Just to be sure that everything was functioning well, we uploaded our clean sample content, and got wildly different results, as expected.
5. Great Customer Service
I reached out to QueText’s customer service department to ask about mobile functionality. I was impressed with their service thus far and wanted to see if there were any improvements coming in the form of an Android or iOS app.
I sent them an email, using the address I found on their site.
I got a quick and helpful response from Sam, a member of their support team.
Sam answered my question, thanked me for reaching out, and gave me an alternative avenue in the form of using the service on a mobile browser.
That’s quality customer service.
QueText has a few small flaws. Word counts are on the smaller end, the database is relatively limited, there is no grammar checker, and there aren’t any mobile apps available.
1. Restricted Word Counts
The free version of QueText only allows you to check 500 words at a time and run three reports in a one month period.
The premium paid version has no such restrictions.
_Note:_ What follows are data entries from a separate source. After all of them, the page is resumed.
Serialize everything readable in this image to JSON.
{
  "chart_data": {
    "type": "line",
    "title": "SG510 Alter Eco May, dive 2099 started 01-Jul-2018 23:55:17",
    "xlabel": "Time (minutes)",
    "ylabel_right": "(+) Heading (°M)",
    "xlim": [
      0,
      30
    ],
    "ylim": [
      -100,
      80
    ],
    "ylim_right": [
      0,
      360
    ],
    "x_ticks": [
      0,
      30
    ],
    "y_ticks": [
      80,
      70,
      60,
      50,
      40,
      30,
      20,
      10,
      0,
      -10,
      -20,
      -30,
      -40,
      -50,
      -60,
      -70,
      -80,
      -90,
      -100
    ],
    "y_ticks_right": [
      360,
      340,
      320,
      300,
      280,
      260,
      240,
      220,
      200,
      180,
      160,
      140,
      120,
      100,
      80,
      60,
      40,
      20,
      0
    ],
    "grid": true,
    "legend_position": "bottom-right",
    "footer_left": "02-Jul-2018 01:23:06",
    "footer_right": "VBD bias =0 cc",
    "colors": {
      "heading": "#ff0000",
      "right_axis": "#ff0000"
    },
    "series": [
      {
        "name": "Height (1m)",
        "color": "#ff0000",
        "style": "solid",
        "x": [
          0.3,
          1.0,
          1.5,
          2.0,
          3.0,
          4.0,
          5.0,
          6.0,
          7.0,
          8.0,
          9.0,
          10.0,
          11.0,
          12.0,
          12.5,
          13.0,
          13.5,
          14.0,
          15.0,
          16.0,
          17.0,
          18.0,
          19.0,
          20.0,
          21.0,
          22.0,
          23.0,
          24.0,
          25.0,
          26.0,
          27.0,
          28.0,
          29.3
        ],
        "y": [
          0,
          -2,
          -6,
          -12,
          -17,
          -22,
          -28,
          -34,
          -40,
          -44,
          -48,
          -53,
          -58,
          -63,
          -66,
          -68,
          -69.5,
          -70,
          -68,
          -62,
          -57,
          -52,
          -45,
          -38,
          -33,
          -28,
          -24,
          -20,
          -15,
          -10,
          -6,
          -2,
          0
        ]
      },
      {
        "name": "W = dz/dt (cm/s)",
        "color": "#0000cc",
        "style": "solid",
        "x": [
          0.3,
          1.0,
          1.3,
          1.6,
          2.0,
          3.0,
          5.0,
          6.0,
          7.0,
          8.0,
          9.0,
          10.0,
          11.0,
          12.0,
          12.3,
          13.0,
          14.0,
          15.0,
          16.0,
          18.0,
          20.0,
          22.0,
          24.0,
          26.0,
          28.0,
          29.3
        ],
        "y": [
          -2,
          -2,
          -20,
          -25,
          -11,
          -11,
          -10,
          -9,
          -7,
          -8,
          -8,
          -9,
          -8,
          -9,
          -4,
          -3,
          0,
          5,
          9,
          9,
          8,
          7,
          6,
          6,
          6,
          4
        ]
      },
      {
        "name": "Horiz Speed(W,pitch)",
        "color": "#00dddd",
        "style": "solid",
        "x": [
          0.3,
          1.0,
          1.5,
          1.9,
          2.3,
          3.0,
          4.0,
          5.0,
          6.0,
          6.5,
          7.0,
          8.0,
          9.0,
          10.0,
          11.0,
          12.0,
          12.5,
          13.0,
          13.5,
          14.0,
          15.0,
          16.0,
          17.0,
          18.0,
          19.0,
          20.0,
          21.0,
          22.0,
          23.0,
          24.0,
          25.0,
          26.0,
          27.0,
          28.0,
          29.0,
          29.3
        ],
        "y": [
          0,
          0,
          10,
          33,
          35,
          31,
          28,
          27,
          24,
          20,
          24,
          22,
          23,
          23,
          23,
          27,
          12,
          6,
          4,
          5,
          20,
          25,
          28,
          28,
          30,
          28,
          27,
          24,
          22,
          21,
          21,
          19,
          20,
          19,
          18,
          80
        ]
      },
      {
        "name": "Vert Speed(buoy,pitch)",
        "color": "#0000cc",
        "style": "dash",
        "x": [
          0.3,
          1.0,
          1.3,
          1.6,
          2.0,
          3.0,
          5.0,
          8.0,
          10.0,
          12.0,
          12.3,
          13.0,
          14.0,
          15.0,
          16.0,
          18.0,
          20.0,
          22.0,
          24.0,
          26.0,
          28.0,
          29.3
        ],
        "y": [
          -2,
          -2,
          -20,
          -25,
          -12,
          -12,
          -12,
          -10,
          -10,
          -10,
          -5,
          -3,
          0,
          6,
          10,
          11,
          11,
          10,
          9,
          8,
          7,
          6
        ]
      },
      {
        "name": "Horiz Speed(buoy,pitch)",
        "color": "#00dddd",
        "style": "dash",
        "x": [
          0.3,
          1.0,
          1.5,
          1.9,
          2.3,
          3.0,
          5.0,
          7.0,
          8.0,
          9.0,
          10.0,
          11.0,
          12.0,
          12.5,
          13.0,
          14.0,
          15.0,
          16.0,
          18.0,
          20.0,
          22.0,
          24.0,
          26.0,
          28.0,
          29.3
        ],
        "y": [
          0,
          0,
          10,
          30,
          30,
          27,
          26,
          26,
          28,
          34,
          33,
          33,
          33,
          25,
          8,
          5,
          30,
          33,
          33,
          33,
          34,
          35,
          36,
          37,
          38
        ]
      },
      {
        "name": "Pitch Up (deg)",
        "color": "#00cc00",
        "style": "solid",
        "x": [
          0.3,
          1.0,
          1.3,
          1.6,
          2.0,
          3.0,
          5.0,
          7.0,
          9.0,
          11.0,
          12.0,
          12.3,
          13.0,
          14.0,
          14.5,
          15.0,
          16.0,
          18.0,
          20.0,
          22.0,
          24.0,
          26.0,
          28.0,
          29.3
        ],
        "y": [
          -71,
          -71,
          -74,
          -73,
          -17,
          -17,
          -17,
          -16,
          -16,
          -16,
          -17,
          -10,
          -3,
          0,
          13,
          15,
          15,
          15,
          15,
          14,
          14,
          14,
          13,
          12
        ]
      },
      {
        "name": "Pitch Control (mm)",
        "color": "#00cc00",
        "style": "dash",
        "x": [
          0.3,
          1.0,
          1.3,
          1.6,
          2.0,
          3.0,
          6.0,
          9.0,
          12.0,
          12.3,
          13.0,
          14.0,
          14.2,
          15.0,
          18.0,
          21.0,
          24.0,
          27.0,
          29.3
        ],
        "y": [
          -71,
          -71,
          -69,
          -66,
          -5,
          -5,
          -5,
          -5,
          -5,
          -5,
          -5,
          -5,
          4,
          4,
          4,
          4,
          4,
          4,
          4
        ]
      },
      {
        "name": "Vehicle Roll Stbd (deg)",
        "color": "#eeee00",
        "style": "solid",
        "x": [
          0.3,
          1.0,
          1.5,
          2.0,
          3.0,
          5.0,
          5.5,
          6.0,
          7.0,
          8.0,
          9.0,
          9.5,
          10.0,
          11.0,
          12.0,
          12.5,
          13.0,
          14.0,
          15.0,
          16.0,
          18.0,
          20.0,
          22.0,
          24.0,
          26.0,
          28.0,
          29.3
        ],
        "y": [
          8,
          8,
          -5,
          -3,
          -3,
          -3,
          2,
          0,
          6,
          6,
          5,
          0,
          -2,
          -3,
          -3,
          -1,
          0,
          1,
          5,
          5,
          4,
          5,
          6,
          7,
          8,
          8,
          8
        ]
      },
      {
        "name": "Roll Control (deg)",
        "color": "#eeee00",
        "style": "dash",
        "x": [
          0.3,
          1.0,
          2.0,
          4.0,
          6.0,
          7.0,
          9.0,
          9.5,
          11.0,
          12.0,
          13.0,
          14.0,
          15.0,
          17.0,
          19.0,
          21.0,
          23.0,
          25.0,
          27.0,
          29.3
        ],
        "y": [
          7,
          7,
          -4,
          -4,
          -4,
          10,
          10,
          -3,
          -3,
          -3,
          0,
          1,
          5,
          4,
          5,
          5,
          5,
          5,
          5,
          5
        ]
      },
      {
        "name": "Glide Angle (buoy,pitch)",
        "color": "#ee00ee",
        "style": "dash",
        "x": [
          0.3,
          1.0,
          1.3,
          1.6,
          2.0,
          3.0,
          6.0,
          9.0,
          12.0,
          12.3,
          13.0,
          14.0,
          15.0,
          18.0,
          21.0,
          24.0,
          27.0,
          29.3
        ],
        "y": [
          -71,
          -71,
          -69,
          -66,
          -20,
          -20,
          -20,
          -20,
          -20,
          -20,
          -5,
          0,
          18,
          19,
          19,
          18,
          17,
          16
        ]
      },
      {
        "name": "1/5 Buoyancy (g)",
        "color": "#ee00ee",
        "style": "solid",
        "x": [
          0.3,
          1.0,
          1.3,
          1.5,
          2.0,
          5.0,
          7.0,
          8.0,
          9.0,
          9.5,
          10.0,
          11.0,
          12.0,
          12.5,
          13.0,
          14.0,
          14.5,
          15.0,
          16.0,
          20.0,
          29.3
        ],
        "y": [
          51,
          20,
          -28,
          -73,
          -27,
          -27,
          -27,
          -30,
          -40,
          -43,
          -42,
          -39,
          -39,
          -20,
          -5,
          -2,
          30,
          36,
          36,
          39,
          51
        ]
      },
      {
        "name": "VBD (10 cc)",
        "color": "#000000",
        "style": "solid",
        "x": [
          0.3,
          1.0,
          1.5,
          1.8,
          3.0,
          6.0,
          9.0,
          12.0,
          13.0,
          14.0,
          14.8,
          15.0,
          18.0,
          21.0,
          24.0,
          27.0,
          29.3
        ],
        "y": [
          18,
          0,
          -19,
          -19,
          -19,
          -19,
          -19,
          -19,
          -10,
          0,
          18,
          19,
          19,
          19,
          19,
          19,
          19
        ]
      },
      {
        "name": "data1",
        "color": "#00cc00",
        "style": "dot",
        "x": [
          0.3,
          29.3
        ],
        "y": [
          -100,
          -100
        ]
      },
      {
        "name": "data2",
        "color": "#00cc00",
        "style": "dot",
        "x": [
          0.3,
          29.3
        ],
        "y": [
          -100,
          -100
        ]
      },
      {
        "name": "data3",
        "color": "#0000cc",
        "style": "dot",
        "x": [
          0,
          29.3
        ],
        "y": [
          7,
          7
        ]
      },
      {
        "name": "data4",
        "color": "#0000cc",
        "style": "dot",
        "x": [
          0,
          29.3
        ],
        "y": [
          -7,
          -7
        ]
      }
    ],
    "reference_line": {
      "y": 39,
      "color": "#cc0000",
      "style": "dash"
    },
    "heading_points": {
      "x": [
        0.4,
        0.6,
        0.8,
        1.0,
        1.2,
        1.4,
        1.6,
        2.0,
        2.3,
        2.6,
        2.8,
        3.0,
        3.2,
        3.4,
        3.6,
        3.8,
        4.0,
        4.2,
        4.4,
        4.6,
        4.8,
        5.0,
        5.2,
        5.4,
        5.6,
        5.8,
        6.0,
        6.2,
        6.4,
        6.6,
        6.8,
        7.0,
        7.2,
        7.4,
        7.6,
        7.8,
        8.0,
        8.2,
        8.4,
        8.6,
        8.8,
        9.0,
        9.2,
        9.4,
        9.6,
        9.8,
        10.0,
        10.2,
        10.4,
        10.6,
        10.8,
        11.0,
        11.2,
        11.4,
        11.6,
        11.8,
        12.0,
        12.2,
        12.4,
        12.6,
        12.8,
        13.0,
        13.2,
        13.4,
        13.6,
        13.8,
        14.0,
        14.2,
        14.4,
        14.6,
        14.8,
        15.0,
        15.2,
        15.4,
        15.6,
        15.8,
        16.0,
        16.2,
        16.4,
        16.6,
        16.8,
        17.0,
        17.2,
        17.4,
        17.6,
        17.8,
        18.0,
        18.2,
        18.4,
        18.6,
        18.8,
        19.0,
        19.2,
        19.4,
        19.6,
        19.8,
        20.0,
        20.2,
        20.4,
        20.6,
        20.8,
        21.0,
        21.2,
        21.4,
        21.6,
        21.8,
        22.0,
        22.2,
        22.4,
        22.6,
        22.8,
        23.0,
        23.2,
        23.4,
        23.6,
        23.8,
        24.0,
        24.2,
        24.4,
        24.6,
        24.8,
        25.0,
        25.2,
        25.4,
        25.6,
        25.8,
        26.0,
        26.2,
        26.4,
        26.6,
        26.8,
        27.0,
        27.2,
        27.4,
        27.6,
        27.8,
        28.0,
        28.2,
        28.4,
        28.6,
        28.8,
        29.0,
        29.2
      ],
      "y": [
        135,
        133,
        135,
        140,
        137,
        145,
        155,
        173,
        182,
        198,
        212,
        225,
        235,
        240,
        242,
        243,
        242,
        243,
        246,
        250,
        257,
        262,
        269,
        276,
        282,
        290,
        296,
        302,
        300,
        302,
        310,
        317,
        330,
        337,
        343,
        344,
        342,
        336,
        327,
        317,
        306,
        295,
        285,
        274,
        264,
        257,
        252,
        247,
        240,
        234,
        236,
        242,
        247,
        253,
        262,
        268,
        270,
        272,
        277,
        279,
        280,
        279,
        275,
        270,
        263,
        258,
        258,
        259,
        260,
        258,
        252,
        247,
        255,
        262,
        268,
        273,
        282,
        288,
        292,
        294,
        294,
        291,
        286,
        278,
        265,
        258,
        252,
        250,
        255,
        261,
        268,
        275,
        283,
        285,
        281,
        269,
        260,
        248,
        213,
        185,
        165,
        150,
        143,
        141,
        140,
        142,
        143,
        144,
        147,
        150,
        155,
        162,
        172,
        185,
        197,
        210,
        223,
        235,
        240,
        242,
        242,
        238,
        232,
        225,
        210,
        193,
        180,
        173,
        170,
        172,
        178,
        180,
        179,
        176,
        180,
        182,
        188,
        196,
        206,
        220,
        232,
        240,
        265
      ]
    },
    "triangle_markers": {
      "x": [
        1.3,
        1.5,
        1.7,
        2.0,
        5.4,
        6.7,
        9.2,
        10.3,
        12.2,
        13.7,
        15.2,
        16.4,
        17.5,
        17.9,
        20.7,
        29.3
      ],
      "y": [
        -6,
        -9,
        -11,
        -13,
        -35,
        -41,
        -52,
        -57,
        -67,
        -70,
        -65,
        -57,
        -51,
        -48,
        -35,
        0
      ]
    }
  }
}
Users can run an unlimited number of reports and searches.
However, there is a limit of 25,000 words at a time (50 pages). So it’s fairly restricted compared to Grammarly’s 150k word count.
2. Limited Database Size
The DeepSearch technology is impressive. However, with a database that only numbers in the tens of millions (vs. billions with Grammarly or WhiteSmoke), it’s on the smaller end of the spectrum overall.
3. No Grammar checker
QueText specializes in plagiarism. Unfortunately, that means there’s no built-in grammar tool like a few other options. So that might be a deal breaker if you were looking for an all-in-one tool.
4. No Mobile Apps
QueText is only available via a computer. It supports Google Chrome, Firefox, Safari, and Opera browsers, but not Internet Explorer. (I guess the two people still using Internet Explorer will have to pass on this.)
Unfortunately, the company has no mobile presence whatsoever. That is disappointing considering the growing popularity of mobile web browsing.
QueText Cost, Plans, & Payment Options
There are only two plans available for QueText. Their limited free option and the PRO plan.
As you can see, the free plan only uses basic searches to hunt for plagiarized content, while the PRO membership employs DeepSearch.
The PRO membership comes at a cost of $9.99 per month. You can pay with a credit or debit card only.
Do I Recommend QueText?
Yes and no.
The plagiarism-checking side of the equation is pretty solid. It’s extremely easy to use, has great reporting, and fantastic customer service.
On the other hand, the database size is a little limited, word counts are restricted, there’s no built-in grammar checker, and there aren’t any mobile apps.
At just $9.99 per month, it’s one of the better Grammarly alternatives on the market.
But it might not be the best, all-in-one tool, depending on your needs.